Analysis of Post-Operative Reoperation Timing and Risk Factors For Post-Operative Free Flap Compromise in Head and Neck Reconstruction: A National Retrospective Cohort
Lakshmi Nair, BS1, Anmol Chattha, MD1, Deepa Bhat, MD2, Pablo A. Baltodano, MD2, Austin D. Chen3, Ashar Ata, MD2, Richard L. Agag, MD4, Joseph Ricci, MD2, Ashit Patel, MBChB2.
1Albany Medical College, Albany, NY, USA, 2Albany Medical Center, Albany, NY, USA, 3Beth Israel Deaconness Medical Center, Boston, MA, USA, 4Robert Wood Johnson University Hospital, New Brunswick, NJ, USA.
Unplanned reoperation, specifically for free flap compromise, following head and neck reconstruction exerts a significant toll on the healthcare system and its resources. The timing of the different indications for reoperation remains to be elucidated. Given that the National Surgical Quality Improvement Program (NSQIP) groups all causes of unplanned reoperations into a single variable, we aim to identify the rates and timing of various indications for reoperation and the independent predictors of head and neck free flap compromise.
A retrospective review of all patients who underwent head and neck free flap reconstruction for a malignant head and neck lesion was done in the ACS-NSQIP database 2012-2014. CPT codes 15756, 15757, and 15758 were identified to determine free flap reconstruction. Preoperative demographics, intraoperative variables and postoperative surgical morbidities were identified. Manual identification of ICD-9 codes allowed for determination of cause of reoperation. Subgroup analysis of mean time to reoperation was performed. Multivariate logistic regression was used to identify the independent predictors of unplanned free flap reoperation in the head and neck free flap population. An increased operative time was defined as >75%-tile(612 minutes).
From 2012-2014, a total of 300 patients underwent head and neck free flaps. 62 patients (20.7 percent) underwent an unplanned reoperation. Most common reasons for unplanned reoperation were hematoma (19.4%), flap failure (19.4%) and a systematic vascular reason (17.7%). Mean time to reoperation was earliest in the hematoma cohort (4.33 ± 6.11 days) and flap failure cohort (4.92 ± 7.37 days). Latest time to reoperation was in the infection cohort (14.00 ± 4.85 days) and dehiscence cohort (13.50 ± 5.57 days). On multivariate logistic regression, independent risk factors for unplanned free flap reoperation (p < 0.05) included an ASA >3 [adjusted OR, 6.04 (95 percent CI, 1.40 to 26.07), adjusted p = 0.022] and an increased operative time in minutes [adjusted OR, 5.21 (95 percent CI, 1.54 to 17.64), adjusted p = 0.009].
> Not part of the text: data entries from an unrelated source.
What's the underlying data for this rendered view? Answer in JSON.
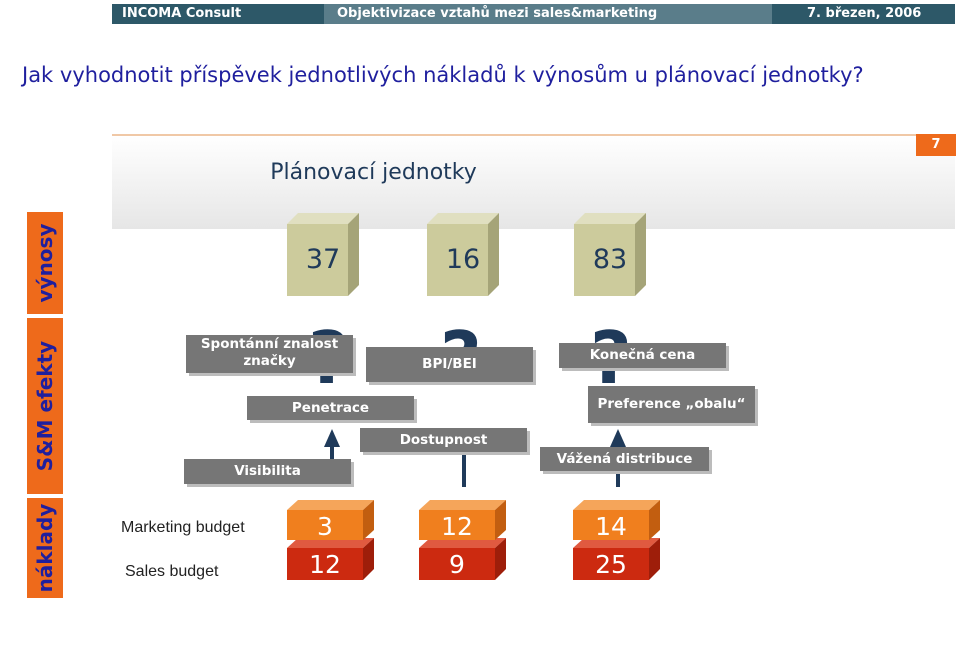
{
  "header": {
    "company": "INCOMA Consult",
    "topic": "Objektivizace vztahů mezi sales&marketing",
    "date": "7. březen, 2006"
  },
  "question": "Jak vyhodnotit příspěvek jednotlivých nákladů k výnosům u plánovací jednotky?",
  "slide_number": "7",
  "panel_title": "Plánovací jednotky",
  "side_labels": {
    "revenue": "výnosy",
    "effects": "S&M efekty",
    "costs": "náklady"
  },
  "units": [
    {
      "revenue": "37",
      "marketing": "3",
      "sales": "12",
      "question_mark": "?"
    },
    {
      "revenue": "16",
      "marketing": "12",
      "sales": "9",
      "question_mark": "?"
    },
    {
      "revenue": "83",
      "marketing": "14",
      "sales": "25",
      "question_mark": "?"
    }
  ],
  "effects": {
    "brand_awareness": "Spontánní znalost značky",
    "penetration": "Penetrace",
    "visibility": "Visibilita",
    "bpi": "BPI/BEI",
    "availability": "Dostupnost",
    "final_price": "Konečná cena",
    "packaging_pref": "Preference „obalu“",
    "weighted_distribution": "Vážená distribuce"
  },
  "budgets": {
    "marketing": "Marketing budget",
    "sales": "Sales budget"
  },
  "colors": {
    "accent": "#ee6a1b",
    "header_dark": "#2d5868",
    "revenue_box": "#cccb9c",
    "marketing_box": "#f07f1e",
    "sales_box": "#cc2a10"
  }
}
National data indicates that complication rates are high in head and neck reconstruction for malignancy. Patients with independent risk factors for reoperation should be monitored more closely to reduce the severity of these complications. Identifying common complications, latency between complication and reoperation, personalized patient complication risk, and independent factors that lead to reoperation are critical in identifying complications early and managing them successfully. Development of a clinical risk calculator may help patient decision making by tailoring information on risk of complications.